Em depoimento à CPI da Petrobras, ex-diretor da estatal critica hipocrisia das doações eleitorais

Por O Dia

Rio - Em seu terceiro depoimento à CPI da Petrobras, o ex-diretor de Abastecimento da estatal Paulo Roberto Costa criticou a “hipocrisia” dos parlamentares que recebem doações eleitorais de empresas. “Não há almoço de graça”, resumiu um dos delatores da Operação Lava Jato. “Não existe doação de empresas que depois essas empresas não queiram recuperar o que foi doado. Se ele doa R$ 5 milhões, ele vai querer recuperar na frente R$ 20 milhões”, emendou.

Costa relacionou nomes de políticos e partidos que teriam se beneficiado do esquema de corrupção da Petrobras; um dos citados foi Renan CalheirosAgência Brasil

No depoimento, Costa afirmou que a Petrobras sabia da existência de um cartel de empreiteiras atuando nos contratos da estatal, mas que nenhuma medida foi tomada para coibi-la. Disse, ainda, que a defasagem no preço da gasolina é um problema muito maior para a Petrobras do que a Lava Jato.

Ele calculou que o “rombo” da Lava Jato é 10% do rombo provocado por essa defasagem, e disse que o governo “arrebentou” com a estatal. “O governo segurou o preço do diesel, o preço da gasolina, e esses valores possivelmente deram rombo de R$ 60 bilhões”, observou.

Costa reafirmou o que já disse em seus depoimentos anteriores e em sua delação premiada. Ele confirmou o financiamento das campanhas do atual governador do Rio, Luiz Fernando Pezão, e do ex-governador Sérgio Cabral, ambos do PMDB, com dinheiro do esquema de corrupção. E repetiu sua versão sobre os repasses de dinheiro do esquema de propinas da Petrobrás à campanha de Eduardo Campos (PSB) para o governo de Pernambuco, em 2010, e para o então presidente nacional do PSDB, Sérgio Guerra, também em 2010, para evitar os trabalhos da comissão que investigava a estatal na época.

No depoimento, Costa listou políticos que teriam se beneficiado do pagamento de propina. Ele provocou risos na plateia ao tentar se lembrar dos nomes. “São tantos que me fogem os nomes”, argumentou.

“Do PP, começou com José Janene, prosseguiu com o Mário Negromonte e o senador Ciro Nogueira. No PMDB, o senador Renan Calheiros, atual presidente do Senado, Aníbal Gomes, e senador Romero Jucá. (...) Do PT, tive contato com o senador Lindbergh Farias, senador Costa, de Pernambuco”, afirmou.

STF prorroga investigação sobre Cunha na Lava Jato

O ministro Teori Zavascki, do Supremo Tribunal Federal (STF), decidiu ontem prorrogar por mais dois meses as investigações sobre o presidente da Câmara, Eduardo Cunha (PMDB-RJ), dentro da Operação Lava Jato, por suposto envolvimento no esquema de corrupção da Petrobras. No despacho, ele determinou que o inquérito sobre o deputado seja concluído até o dia 29 de junho.

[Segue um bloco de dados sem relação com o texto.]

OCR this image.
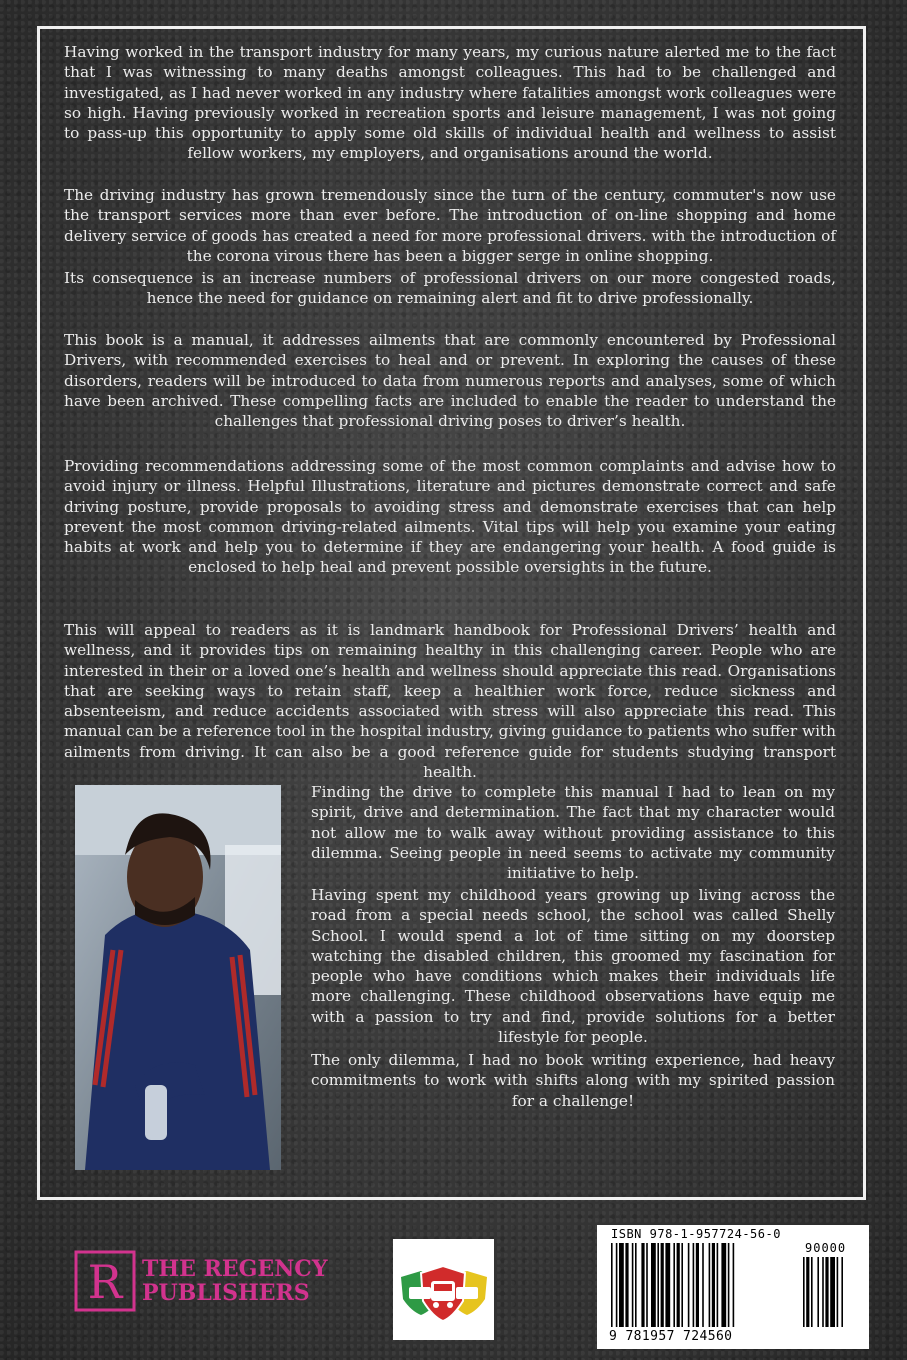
Having worked in the transport industry for many years, my curious nature alerted me to the fact that I was witnessing to many deaths amongst colleagues. This had to be challenged and investigated, as I had never worked in any industry where fatalities amongst work colleagues were so high. Having previously worked in recreation sports and leisure management, I was not going to pass-up this opportunity to apply some old skills of individual health and wellness to assist fellow workers, my employers, and organisations around the world.

The driving industry has grown tremendously since the turn of the century, commuter's now use the transport services more than ever before. The introduction of on-line shopping and home delivery service of goods has created a need for more professional drivers. with the introduction of the corona virous there has been a bigger serge in online shopping.

Its consequence is an increase numbers of professional drivers on our more congested roads, hence the need for guidance on remaining alert and fit to drive professionally.

This book is a manual, it addresses ailments that are commonly encountered by Professional Drivers, with recommended exercises to heal and or prevent. In exploring the causes of these disorders, readers will be introduced to data from numerous reports and analyses, some of which have been archived. These compelling facts are included to enable the reader to understand the challenges that professional driving poses to driver’s health.

Providing recommendations addressing some of the most common complaints and advise how to avoid injury or illness. Helpful Illustrations, literature and pictures demonstrate correct and safe driving posture, provide proposals to avoiding stress and demonstrate exercises that can help prevent the most common driving-related ailments. Vital tips will help you examine your eating habits at work and help you to determine if they are endangering your health. A food guide is enclosed to help heal and prevent possible oversights in the future.

This will appeal to readers as it is landmark handbook for Professional Drivers’ health and wellness, and it provides tips on remaining healthy in this challenging career. People who are interested in their or a loved one’s health and wellness should appreciate this read. Organisations that are seeking ways to retain staff, keep a healthier work force, reduce sickness and absenteeism, and reduce accidents associated with stress will also appreciate this read. This manual can be a reference tool in the hospital industry, giving guidance to patients who suffer with ailments from driving. It can also be a good reference guide for students studying transport health.

Finding the drive to complete this manual I had to lean on my spirit, drive and determination. The fact that my character would not allow me to walk away without providing assistance to this dilemma. Seeing people in need seems to activate my community initiative to help.

Having spent my childhood years growing up living across the road from a special needs school, the school was called Shelly School. I would spend a lot of time sitting on my doorstep watching the disabled children, this groomed my fascination for people who have conditions which makes their individuals life more challenging. These childhood observations have equip me with a passion to try and find, provide solutions for a better lifestyle for people.

The only dilemma, I had no book writing experience, had heavy commitments to work with shifts along with my spirited passion for a challenge!

R THE REGENCY
PUBLISHERS
ISBN 978-1-957724-56-0
90000
9 781957 724560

Cunha é suspeito de receber, junto com o PMDB, propina paga por empresas contratadas pela Petrobras. A suspeita surgiu da delação premiada do doleiro Alberto Youssef.

O presidente da Câmara nega qualquer envolvimento no caso, alegando que requerimentos não foram assinados nem propostos por ele e que não foi destinatário de recursos entregues no Rio de Janeiro por um dos empregados de Youssef.